Although more than 35 homes in Cape have been
offered for rent, primarily on the website homeaway.com – at rates from $1,000
to $11,000 per week – the complaints that flooded the town office this past
summer focused on a home at 5 Sea Barn Road. Town officials say that home is
rented virtually every weekend, sometimes for weddings large enough to require
busing guests into the congested neighborhood, for lack of on-street parking.
The new zoning rules will be taken up at the
Feb. 13 Town Council meeting, at which time they will be immediately referred
to the Planning Board for review, according to Town Manager Michael McGovern.
It could be June before the ordinance arrives back on the council table and
August before it’s adopted, to take affect 30 days later.
However, Councilor David Sherman warned
homeowners against going bonkers by booking as many large groups as they can
before the size-limit hits.
“That’s probably going to cause the council and
the Planning Board to go the other way,” he said, intimating the next step
could be to declare home rentals to be bed-and-breakfast operations subject to
businesses regulation.
While most of the renters present at Friday’s
meeting appear resigned to the new rules, some Cape residents appear ready to
stage a fight at the public hearings to come, before both the Planning Board
and the council.
Lawson Road resident Frank Luongo said
regulating home rentals as a cottage industry only serves to legitimize what
has until now been a freewheeling, almost fly-by-night industry.
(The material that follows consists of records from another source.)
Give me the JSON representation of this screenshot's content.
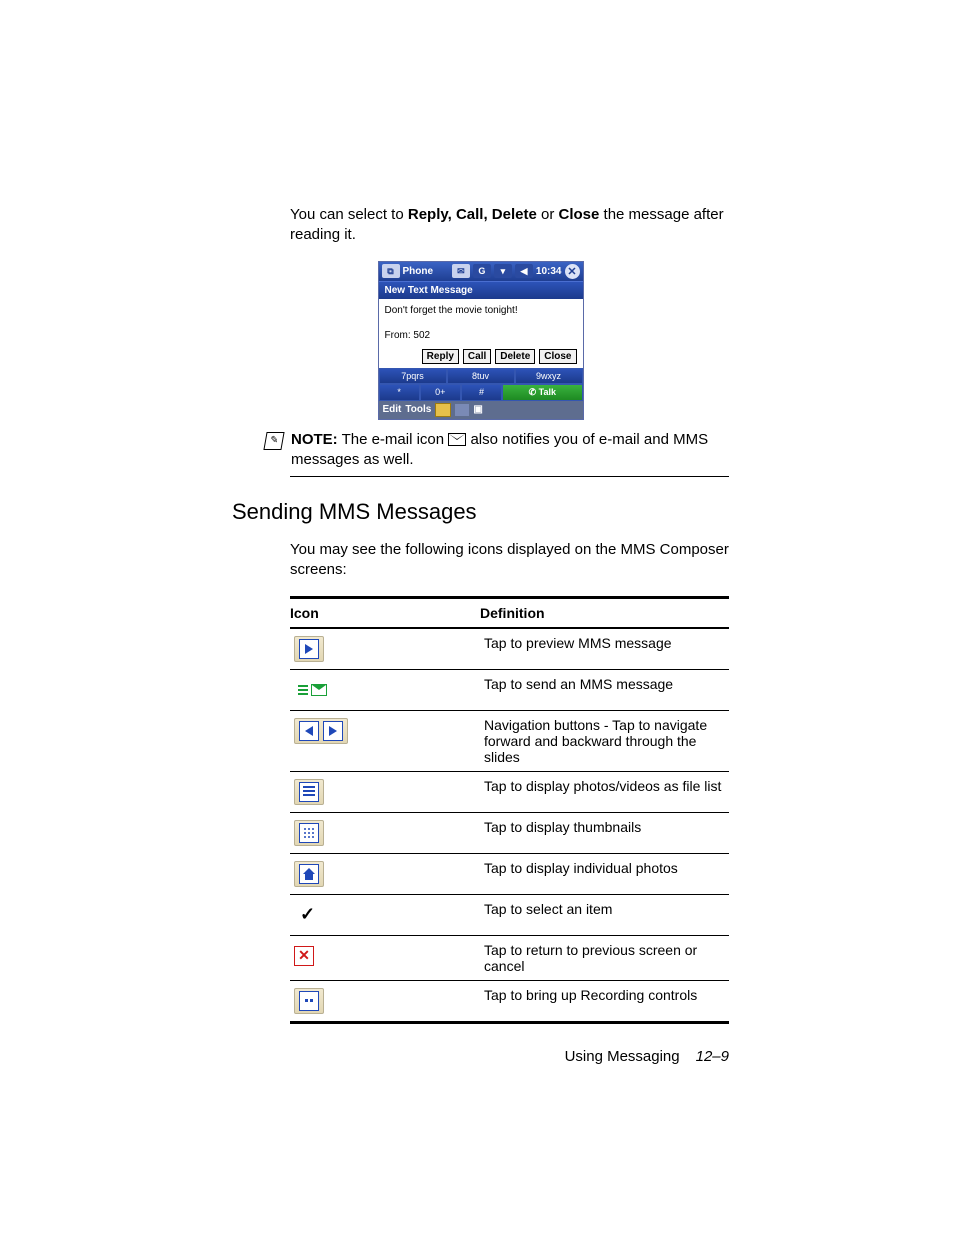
{
  "intro": {
    "pre": "You can select to ",
    "bold": "Reply, Call, Delete",
    "mid": " or ",
    "bold2": "Close",
    "post": " the message after reading it."
  },
  "shot": {
    "app": "Phone",
    "time": "10:34",
    "tab": "New Text Message",
    "body": "Don't forget the movie tonight!",
    "from": "From: 502",
    "buttons": {
      "reply": "Reply",
      "call": "Call",
      "delete": "Delete",
      "close": "Close"
    },
    "keys": {
      "k7": "7pqrs",
      "k8": "8tuv",
      "k9": "9wxyz",
      "star": "*",
      "k0": "0+",
      "hash": "#",
      "talk": "Talk"
    },
    "bottombar": {
      "edit": "Edit",
      "tools": "Tools"
    }
  },
  "note": {
    "label": "NOTE:",
    "pre": "The e-mail icon ",
    "post": " also notifies you of e-mail and MMS messages as well."
  },
  "section_heading": "Sending MMS Messages",
  "section_intro": "You may see the following icons displayed on the MMS Composer screens:",
  "table": {
    "head": {
      "icon": "Icon",
      "def": "Definition"
    },
    "rows": [
      {
        "def": "Tap to preview MMS message"
      },
      {
        "def": "Tap to send an MMS message"
      },
      {
        "def": "Navigation buttons - Tap to navigate forward and backward through the slides"
      },
      {
        "def": "Tap to display photos/videos as file list"
      },
      {
        "def": "Tap to display thumbnails"
      },
      {
        "def": "Tap to display individual photos"
      },
      {
        "def": "Tap to select an item"
      },
      {
        "def": "Tap to return to previous screen or cancel"
      },
      {
        "def": "Tap to bring up Recording controls"
      }
    ]
  },
  "footer": {
    "label": "Using Messaging",
    "page": "12–9"
  }
}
That, he said,
will lead to its growth and alter the character of Cape Elizabeth, until it
looks more like Old Orchard Beach or Saco – the only other towns in Maine that
O’Meara found to have short-term rental ordinances.
“You talking about getting closer to where you
need to be on this,” Luongo told committee chairman James Walsh, “but what
you’re getting closer to is opening the whole town of Cape Elizabeth to
becoming a rental community, and I don’t think that’s where we need to be.”